Une vie entre les Indes et l’Europe

Née en 1815 à Calcutta dans les Indes anglaises, d’une mère aristocrate française et d’un père employé de la Compagnie britannique des Indes orientales, Julia Margaret Cameron a passé son enfance entre la France et l’Angleterre. Elle revient vivre dans sa région natale en 1838, après son mariage avec Charles Cameron, qui possède à Ceylan (actuel Sri Lanka) des plantations de café.

Un cercle d’intellectuels

Le couple et leurs quatre enfants reviennent en Angleterre lorsque Charles prend sa retraite, en 1848, et s’installent d’abord à Londres, puis sur l’île de Wight. Julia Margaret Cameron, qui a donné naissance à deux autres garçons, évolue alors dans un cercle mondain et intellectuel. Les Cameron s’entourent de nombreux poètes, peintres, écrivains, scientifiques…

Une carrière qui débute sur le tard

En 1863, le jour de ses 48 ans, elle se voit offrir par sa fille aînée un cadeau qui va changer le cours de sa vie : un appareil photo ! Elle se lance alors pleinement dans une carrière de photographe et prend d’abord pour modèles les membres de sa famille, mais aussi ses employés de maison, des habitants de l’île de Wight ou bien ses voisins célèbres, comme le poète Alfred Tennyson.

Des débuts professionnels

Bien qu’autodidacte, Julia Margaret Cameron se mue en véritable photographe professionnelle : elle transforme son poulailler en studio, commercialise ses portraits, revendique des droits d’auteurs et devient membre de la Photographic Society of London dès ses débuts. Elle reste néanmoins hostile aux usages de la photographie commerciale, préférant toujours les grands formats et les temps de pose longs.

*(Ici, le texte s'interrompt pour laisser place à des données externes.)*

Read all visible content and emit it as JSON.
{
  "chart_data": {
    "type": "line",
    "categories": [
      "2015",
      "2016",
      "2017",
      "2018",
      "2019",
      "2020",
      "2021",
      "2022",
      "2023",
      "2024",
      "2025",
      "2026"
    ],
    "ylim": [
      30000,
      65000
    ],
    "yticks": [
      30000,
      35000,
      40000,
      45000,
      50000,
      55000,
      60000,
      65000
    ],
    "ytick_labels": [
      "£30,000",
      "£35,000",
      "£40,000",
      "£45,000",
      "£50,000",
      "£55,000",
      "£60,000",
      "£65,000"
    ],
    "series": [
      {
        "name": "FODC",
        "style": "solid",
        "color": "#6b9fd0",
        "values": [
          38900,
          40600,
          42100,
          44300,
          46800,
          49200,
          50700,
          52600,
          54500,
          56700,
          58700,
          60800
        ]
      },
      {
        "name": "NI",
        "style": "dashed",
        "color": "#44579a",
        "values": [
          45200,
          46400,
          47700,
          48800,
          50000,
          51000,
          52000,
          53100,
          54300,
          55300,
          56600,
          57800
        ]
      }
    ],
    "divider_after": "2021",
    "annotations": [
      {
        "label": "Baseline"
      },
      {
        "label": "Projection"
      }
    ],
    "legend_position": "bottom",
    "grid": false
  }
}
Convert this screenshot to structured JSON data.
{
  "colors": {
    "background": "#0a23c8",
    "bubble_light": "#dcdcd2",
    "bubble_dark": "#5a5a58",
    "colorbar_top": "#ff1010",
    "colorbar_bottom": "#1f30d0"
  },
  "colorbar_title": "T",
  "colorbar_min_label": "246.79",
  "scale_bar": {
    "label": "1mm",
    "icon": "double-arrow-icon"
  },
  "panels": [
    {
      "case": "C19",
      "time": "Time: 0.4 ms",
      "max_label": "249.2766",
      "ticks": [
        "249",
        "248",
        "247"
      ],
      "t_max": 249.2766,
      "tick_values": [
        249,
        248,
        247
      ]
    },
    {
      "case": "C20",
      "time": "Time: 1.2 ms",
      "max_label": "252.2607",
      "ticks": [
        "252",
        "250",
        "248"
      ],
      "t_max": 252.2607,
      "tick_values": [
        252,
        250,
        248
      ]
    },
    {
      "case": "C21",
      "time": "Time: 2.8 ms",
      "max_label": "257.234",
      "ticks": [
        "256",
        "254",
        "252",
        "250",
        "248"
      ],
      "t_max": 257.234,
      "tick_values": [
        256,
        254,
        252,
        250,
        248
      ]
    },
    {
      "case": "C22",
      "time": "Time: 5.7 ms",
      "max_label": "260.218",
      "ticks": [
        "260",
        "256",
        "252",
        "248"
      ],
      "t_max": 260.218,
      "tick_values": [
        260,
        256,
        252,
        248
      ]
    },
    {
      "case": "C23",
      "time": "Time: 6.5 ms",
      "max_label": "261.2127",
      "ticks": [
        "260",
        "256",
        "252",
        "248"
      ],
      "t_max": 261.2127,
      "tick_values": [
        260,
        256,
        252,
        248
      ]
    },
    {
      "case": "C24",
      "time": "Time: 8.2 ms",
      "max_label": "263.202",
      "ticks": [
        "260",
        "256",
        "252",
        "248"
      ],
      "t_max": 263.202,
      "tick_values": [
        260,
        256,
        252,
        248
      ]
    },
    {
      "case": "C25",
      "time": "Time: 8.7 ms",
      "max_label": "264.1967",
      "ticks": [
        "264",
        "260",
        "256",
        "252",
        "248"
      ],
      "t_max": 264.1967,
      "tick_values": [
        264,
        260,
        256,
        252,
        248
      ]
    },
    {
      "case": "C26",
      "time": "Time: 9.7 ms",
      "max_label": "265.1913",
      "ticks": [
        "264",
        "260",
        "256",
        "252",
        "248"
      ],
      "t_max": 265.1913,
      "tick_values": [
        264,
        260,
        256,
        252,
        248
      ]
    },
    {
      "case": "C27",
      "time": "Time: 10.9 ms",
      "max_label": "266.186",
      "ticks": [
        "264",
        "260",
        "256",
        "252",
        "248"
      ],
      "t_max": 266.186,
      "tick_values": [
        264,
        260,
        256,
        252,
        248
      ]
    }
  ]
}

Inspirée par la littérature et la religion

Julia Margaret Cameron s’affranchit des conventions techniques et rejette la précision. Au contraire, la photographe travaille avec une chambre sur pieds, au maniement particulièrement complexe, et laisse apparaître les accidents telles les rayures et autres bavures. Comme nimbées d’un flou spectral, ses photographies s’inspirent de récits de la littérature classique ou de mythes incarnés par des modèles non-professionnels, qui revêtent toutes sortes de costumes et d’accessoires et posent comme les personnages des toiles des maîtres italiens de la Renaissance. Fervente croyante, la photographe considère chacun de ses portraits comme « l’incarnation d’une prière ».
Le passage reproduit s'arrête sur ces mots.